Bill Rago (DeVito) is a divorced advertising executive down on his luck. When he loses his job in Detroit, the unemployment agency finds him a temporary job: teaching a class at a nearby U.S. Army training base, Fort McClane.
Initially unenthusiastic, Rago finds that he has only six weeks to teach a group of "squeakers," or low achievers, the basics of comprehension and use of English language. Most of the soldiers are only semi-literate and equally unenthusiastic.
Unable to connect with his pupils and desperate to spark their interest, Rago quotes from his favorite play, Hamlet by William Shakespeare. They are unfamiliar with it (or even the concept of a "play") and a small initial spark of interest is generated. He casts each student as a character in a classroom reading, then takes everyone on a field trip to a live performance by professionals. He introduces them to Shakespeare's Henry V as well.

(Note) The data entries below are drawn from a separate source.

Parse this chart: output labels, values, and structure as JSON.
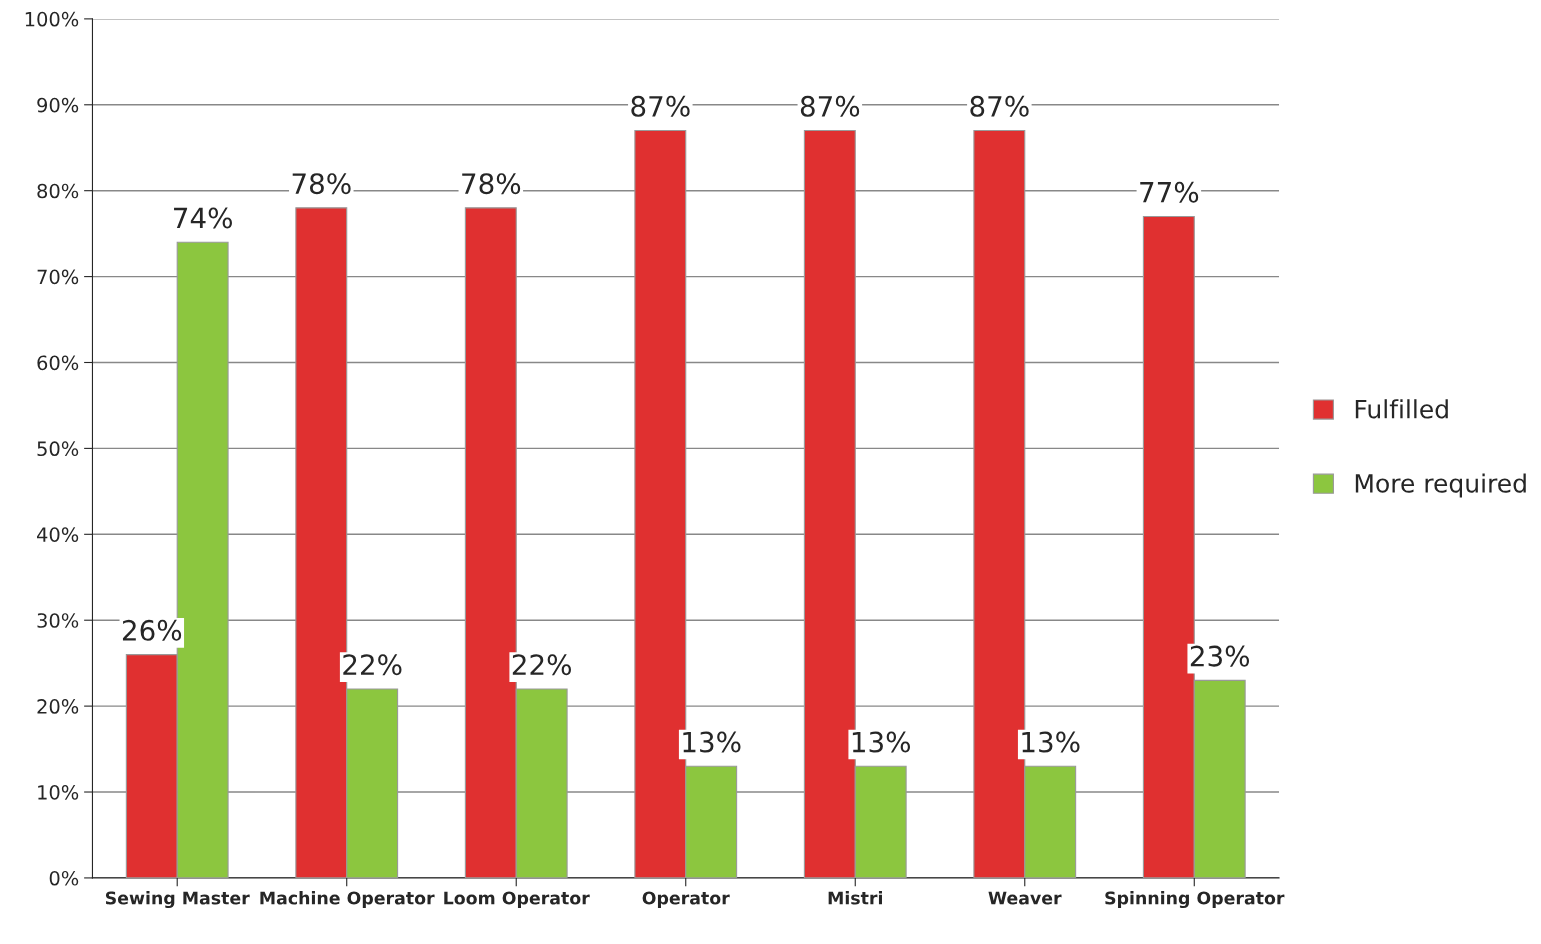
{
  "chart_data": {
    "type": "bar",
    "categories": [
      "Sewing Master",
      "Machine Operator",
      "Loom Operator",
      "Operator",
      "Mistri",
      "Weaver",
      "Spinning Operator"
    ],
    "series": [
      {
        "name": "Fulfilled",
        "color": "#e03030",
        "values": [
          26,
          78,
          78,
          87,
          87,
          87,
          77
        ],
        "value_labels": [
          "26%",
          "78%",
          "78%",
          "87%",
          "87%",
          "87%",
          "77%"
        ]
      },
      {
        "name": "More required",
        "color": "#8cc63f",
        "values": [
          74,
          22,
          22,
          13,
          13,
          13,
          23
        ],
        "value_labels": [
          "74%",
          "22%",
          "22%",
          "13%",
          "13%",
          "13%",
          "23%"
        ]
      }
    ],
    "ylim": [
      0,
      100
    ],
    "yticks": [
      {
        "value": 0,
        "label": "0%"
      },
      {
        "value": 10,
        "label": "10%"
      },
      {
        "value": 20,
        "label": "20%"
      },
      {
        "value": 30,
        "label": "30%"
      },
      {
        "value": 40,
        "label": "40%"
      },
      {
        "value": 50,
        "label": "50%"
      },
      {
        "value": 60,
        "label": "60%"
      },
      {
        "value": 70,
        "label": "70%"
      },
      {
        "value": 80,
        "label": "80%"
      },
      {
        "value": 90,
        "label": "90%"
      },
      {
        "value": 100,
        "label": "100%"
      }
    ],
    "grid": "y",
    "legend": "right"
  }
}
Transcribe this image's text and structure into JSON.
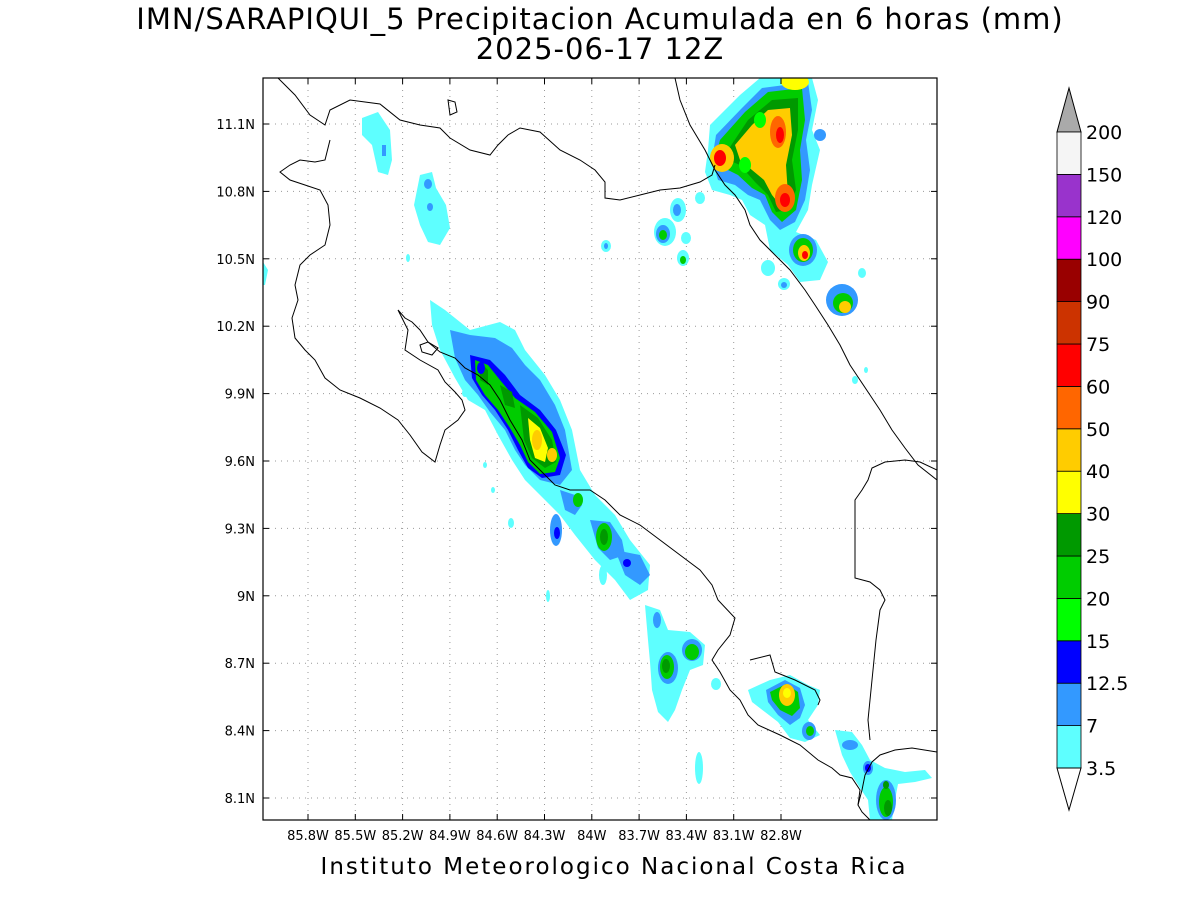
{
  "title": {
    "line1": "IMN/SARAPIQUI_5 Precipitacion Acumulada en 6 horas (mm)",
    "line2": "2025-06-17 12Z"
  },
  "footer": "Instituto Meteorologico Nacional Costa Rica",
  "axes": {
    "x_ticks": [
      "85.8W",
      "85.5W",
      "85.2W",
      "84.9W",
      "84.6W",
      "84.3W",
      "84W",
      "83.7W",
      "83.4W",
      "83.1W",
      "82.8W"
    ],
    "y_ticks": [
      "11.1N",
      "10.8N",
      "10.5N",
      "10.2N",
      "9.9N",
      "9.6N",
      "9.3N",
      "9N",
      "8.7N",
      "8.4N",
      "8.1N"
    ],
    "grid": "dotted"
  },
  "colorbar": {
    "labels": [
      "3.5",
      "7",
      "12.5",
      "15",
      "20",
      "25",
      "30",
      "40",
      "50",
      "60",
      "75",
      "90",
      "100",
      "120",
      "150",
      "200"
    ],
    "colors": [
      "#5effff",
      "#3399ff",
      "#0000ff",
      "#00ff00",
      "#00cc00",
      "#009900",
      "#ffff00",
      "#ffcc00",
      "#ff6600",
      "#ff0000",
      "#cc3300",
      "#990000",
      "#ff00ff",
      "#9933cc",
      "#f5f5f5"
    ],
    "low_triangle_color": "#ffffff",
    "high_triangle_color": "#aaaaaa"
  }
}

Despite the disapproval of their hard-as-nails Drill Sergeant Cass (Hines), and the loss of one of the trainees, who is revealed as a drug dealer hiding under an assumed identity, Rago sets an end-of-term oral examination. Even the friendly Capt. Murdoch in charge of the project doesn't expect the soldiers to pass Rago's class, adding that if they fail, they will be discharged from the Army. Hobbs wrote a letter to Rago and Murdoch about their inspiration and he was the first prison inmate to read a book about Shakespeare in the prison library. The prison is letting him out pretty soon to take college classes and a good recommendation to the judge about his service in the army to give him a commuted sentence.
While on duty, on a dare from Cass in front of other men, one of the soldiers recites the St. Crispin's Day Speech by King Henry V while in full combat gear in the middle of a rainstorm during a night exercise; the speech moves even the hardened Sgt. Cass. The students then all pass Rago's class, with flying colors.
Rago meets and dates Marie, another soldier in the records department, who helps him do some investigation before the base's graduation ceremony. It results in one of his students being awarded a medal his father was to have been given posthumously, after he was killed in Vietnam.
As the proud soldiers march at their passing-out parade, Rago is saluted by his "graduates." He signs on to continue teaching soldiers-in-training.